A federal appeals court ruled Wednesday that Michigan is not obligated to hand over sensitive voter data to the Trump administration, deciding that a 1960 civil rights law does not authorize the Justice Department to compel the state to provide its unredacted voter roll.
The three-judge panel for the 6th Circuit Court of Appeals found that Title III of the Civil Rights Act of 1960 does not give the DOJ the legal authority to demand dates of birth, partial social security numbers and driver's license numbers from Michigan's complete registered voter list. District Judge Hala Jarbou had issued a similar ruling at the lower court level, and the administration appealed.

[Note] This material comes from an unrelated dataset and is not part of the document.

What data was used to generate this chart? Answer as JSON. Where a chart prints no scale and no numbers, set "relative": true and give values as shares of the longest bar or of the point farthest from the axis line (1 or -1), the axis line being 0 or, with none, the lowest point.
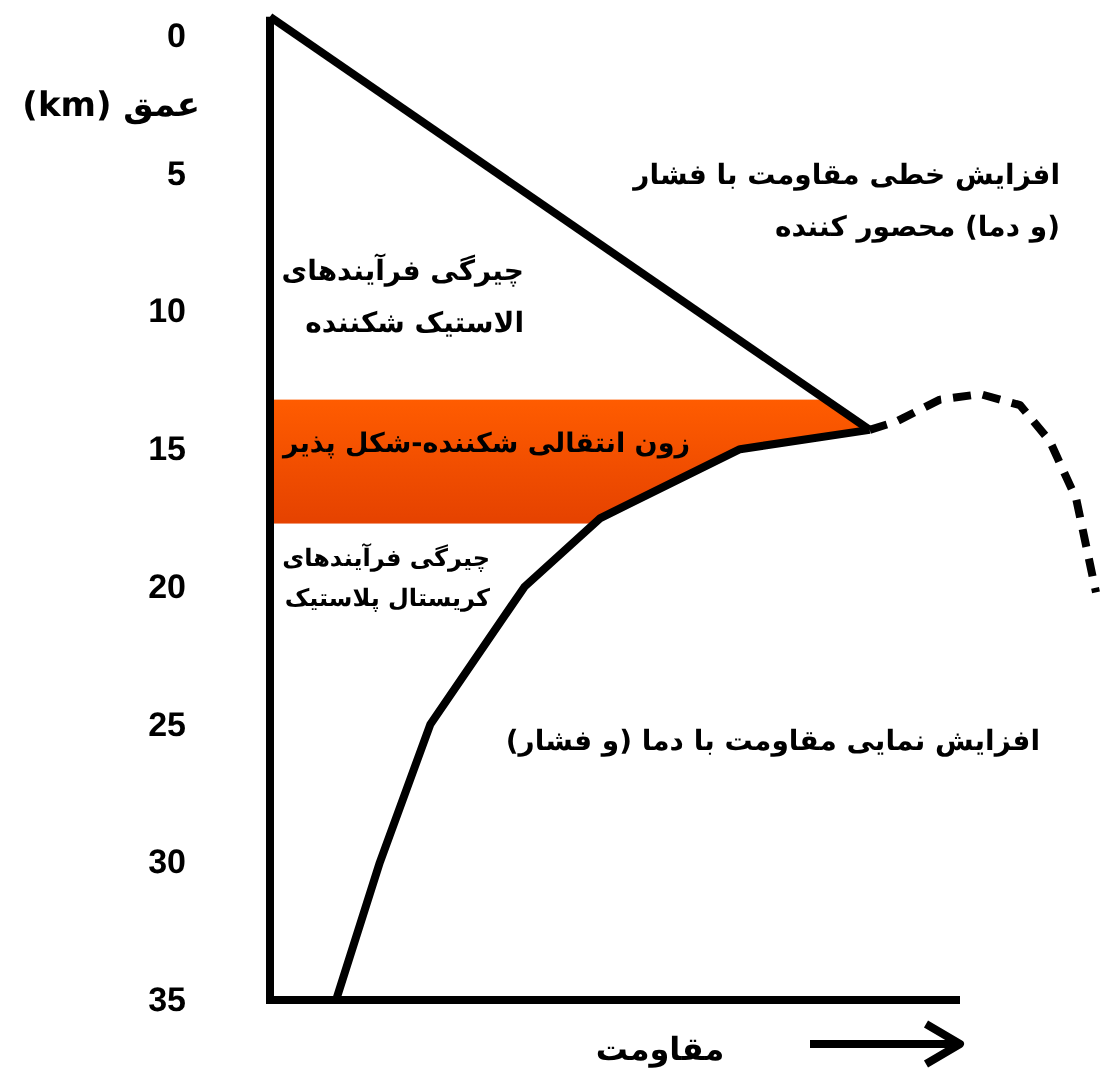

Michigan Secretary of State Jocelyn Benson (D) provided the Trump administration with the public version of Michigan's statewide registered voter list but refused to turn over any additional data, arguing that the administration lacked statutory authority to seek those records. The appeals court agreed.
What the Left Is Saying
Voting rights advocates and Democratic officials praised the ruling as a critical safeguard for both voter privacy and democratic processes. Judge Andre Mathis, a Biden appointee who authored the majority opinion, wrote that Title III was designed to empower attorneys general to investigate allegations of voting discrimination, not to disenfranchise potential voters.
"Back then, the government used this power to ensure that everyone who had the right to vote could freely exercise that right," Mathis wrote for the majority. "But today, the government invokes Title III for an inverse purpose — to ensure that some people have not voted."
Secretary of State Benson called the decision a victory for Michigan voters and their fundamental right to privacy. The ruling protects personal information belonging to millions of registered voters from what Democrats characterize as executive overreach.
What the Right Is Saying
The administration has maintained that it needs access to every state's voter registration lists to verify that only eligible U.S. citizens are participating in elections, an effort framed as protecting election integrity. This position aligns with longstanding Republican concerns about voter roll accuracy and non-citizen voting, though critics note there is no evidence of widespread such activity.
Judge John Nalbandian, who was nominated by President Trump during his first term, dissented from the ruling, arguing that the majority interpretation of Title III was too narrow. The administration has contended that its requests are lawful and necessary for federal oversight purposes.
What the Numbers Show
The Justice Department has filed lawsuits against 30 states and the District of Columbia in attempts to force compliance with its data demands. However, those efforts have been repeatedly rejected at the district court level across multiple jurisdictions.
Cases against California, Oregon, Massachusetts, Rhode Island, Arizona, Wisconsin, Maine and Maryland have also been dismissed by federal courts. The ruling in Michigan represents another appellate defeat for the administration's position.
Under Title III, states are required to retain election records for 22 months after a federal election and make them available for federal inspection—but only when the attorney general specifies the "basis and purpose" of the request. The appeals court determined that requirement was not satisfied in this case.
The Bottom Line
The ruling marks another significant legal defeat for the Trump administration's efforts to exert greater control over federal elections ahead of November midterms, where Republicans are hoping to maintain their narrow House majority. Courts in multiple jurisdictions have now rejected similar DOJ demands.
The administration could petition for rehearing en banc before the full 6th Circuit or appeal to the Supreme Court. Legal experts say the circuit splits on this question could eventually force high court resolution. Meanwhile, some states have voluntarily complied with data requests while others continue to resist.